The same percentage of the air at any location throughout the atmosphere measured at the same point in time. What the word says: If you mix several substances well, the result is a mixture that has the same percentage of each ingredient throughout its total mass, no matter where you take the sample and how large that sample is.
Sorry, not a valid definition. There is ALWAYS some variation. The question is, how much variation do you accept and still call it “well-mixed”. That’s different for every situation.
w.
Willis,
As I mentioned in the first essay, a common measure of uncertainty can come from a scenario where an unknown person delivers a sample to a lab and asks for it to be analyzed for a defined substance. Mineral exploration and mining labs have this all the time. Like “Here is some soil, please analyze for ppm Copper”.
When the lab is given aliquots of the same, well-mixed sample time after time, a measure of precision can be obtained. When the submitted sample is from a standardized sample (already analyzed by many labs and again well-mixed) one obtains a measure of accuracy.
In the specific case of CO2 in air, neither procedure seems to be used. There seems to be no “unknown person” with flask in hand. There might be, but after a lot of looking at the matter, I have not found any mention.

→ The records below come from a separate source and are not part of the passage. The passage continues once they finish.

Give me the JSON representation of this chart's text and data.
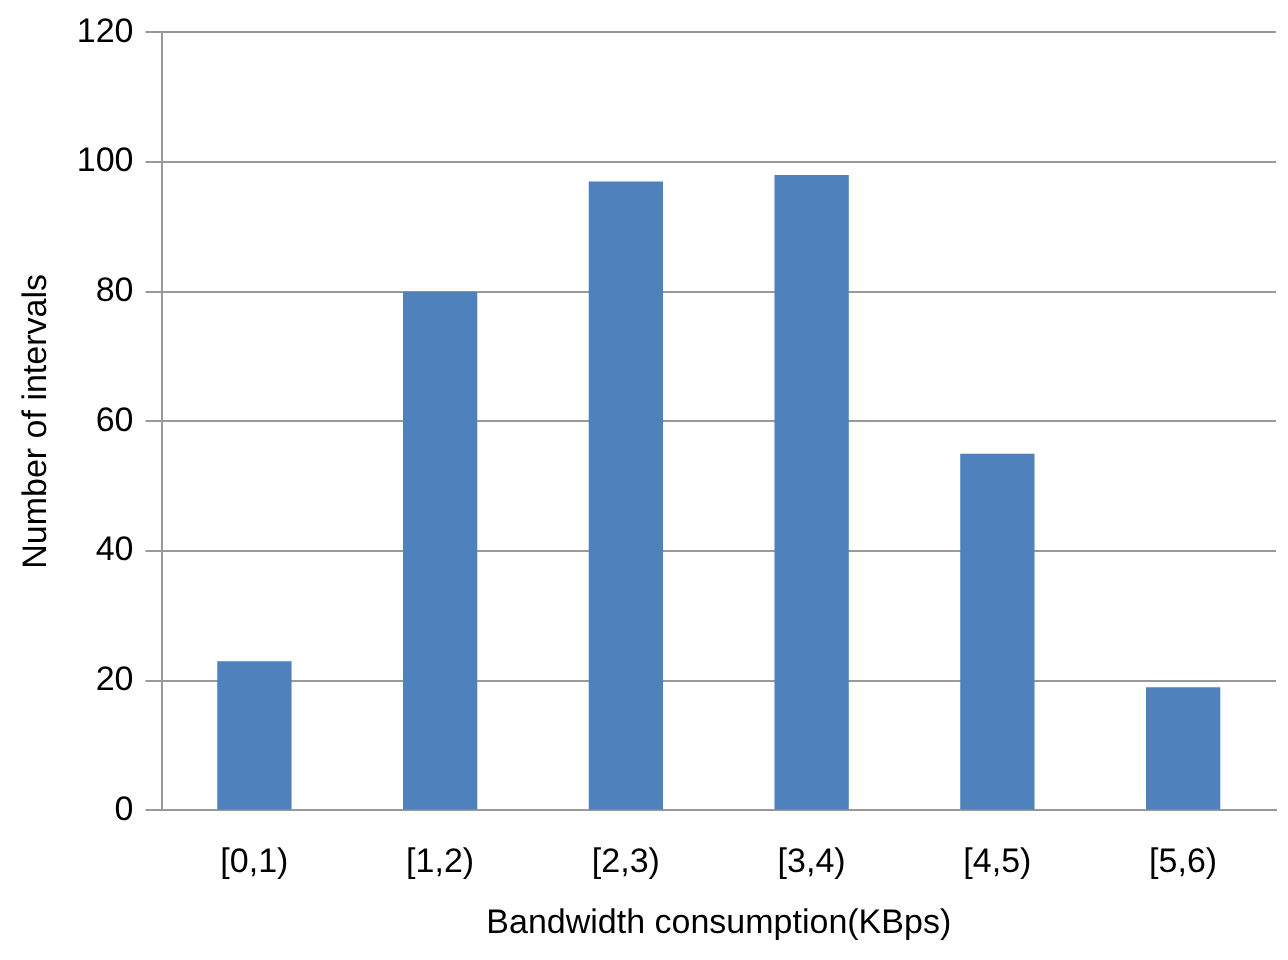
{
  "chart_data": {
    "type": "bar",
    "xlabel": "Bandwidth consumption(KBps)",
    "ylabel": "Number of intervals",
    "categories": [
      "[0,1)",
      "[1,2)",
      "[2,3)",
      "[3,4)",
      "[4,5)",
      "[5,6)"
    ],
    "values": [
      23,
      80,
      97,
      98,
      55,
      19
    ],
    "color": "#4f81bd",
    "ylim": [
      0,
      120
    ],
    "yticks": [
      0,
      20,
      40,
      60,
      80,
      100,
      120
    ],
    "grid": "y",
    "legend": false
  }
}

Maybe I should float the question, “Can an analysis of CO2 in the air be used to determine the date when it was captured”? The rider is, “with what accuracy in years?”

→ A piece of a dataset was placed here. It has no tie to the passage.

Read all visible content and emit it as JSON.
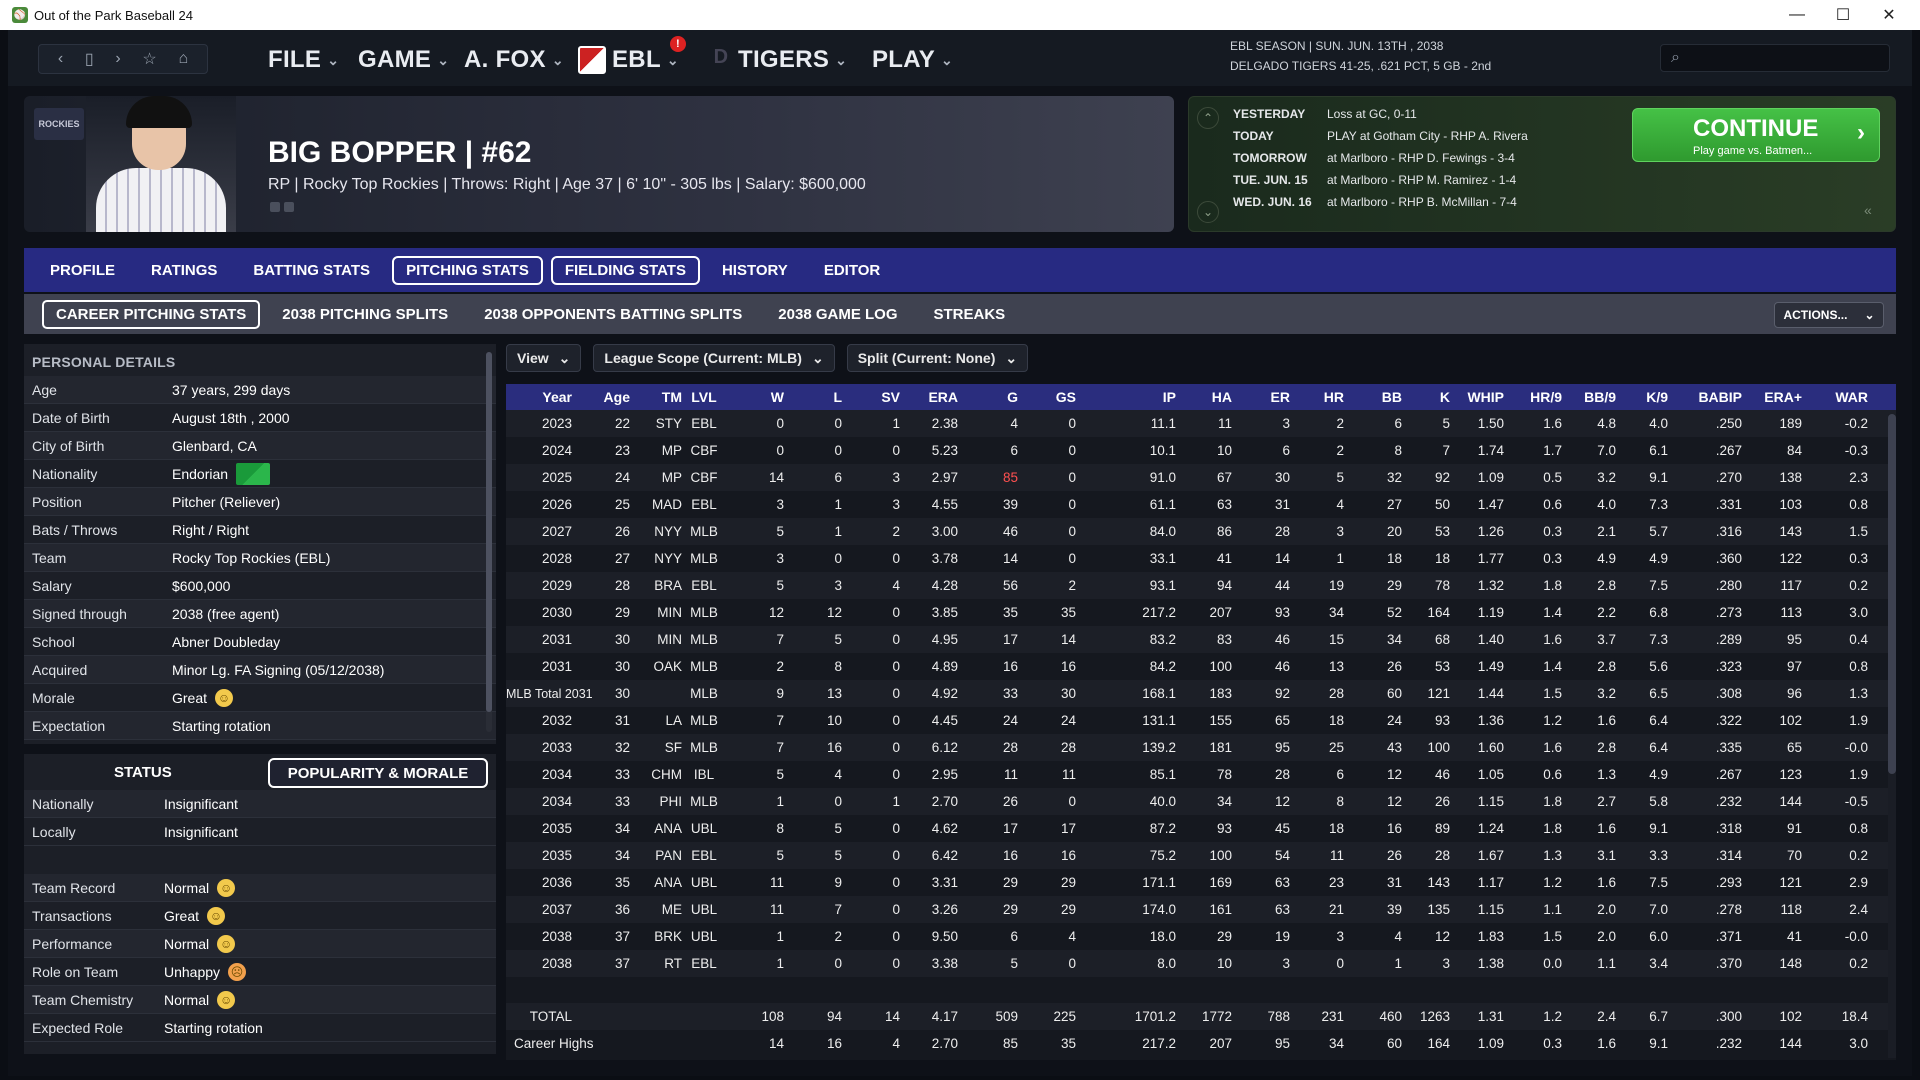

BTW, in thinking of you response to my essay above, you wrote “It’s not a variation (with a claimed associated standard deviation of 5.5 ppmv) in measurements as he claims.” I disagree. If you crunched the numbers you would get a standard deviation of that size. It is a mathematical variation. I am fully aware that the 5.5 ppm variation contains a large element of a natural variation associated with factors like latitude, and I am fully aware that this would not normally be included in a discussion of lab performance, because the lab cannot control it. It was merely setting a plausible upper limit of a spectrum of estimates of variance. There is room for other, controllable variances between that 5.5 ppm and the next lowest one I mentioned, but I did not start into what they might be. The essay was already too long, in order to be inarguably explicit. Geoff S.
CO2 is not a climate driver. Man, what is wrong with people?
yes, that’s unfortunate… as Roy points out, the detectability of a falloff in emissions should at least bound the effect of human emissions on CO2
sadly it seems that (as with energy balance) the errors are on par with the effects
Since it is clear that CO2, from whatever source, has a negligible effect on global temperatures, why do we bother trying to measure CO2 to better than, say, 2 PPM ? Recall CO2 is up near 50% in the past 100 years while temps. are +/- flat, at best ? Brrrr.
With all the other real and disastrous problems in the world, measuring CO2 levels to any level of precision is like the band members on the Titanic tuning up.
“Authors have to cease and desist from cherry picking, concealment of adverse data, misrepresentation of uncertainty and reluctance to respond to criticisms of their work.” In short they should behave like the scientists they’re being paid to be not a bunch of schoolchildren.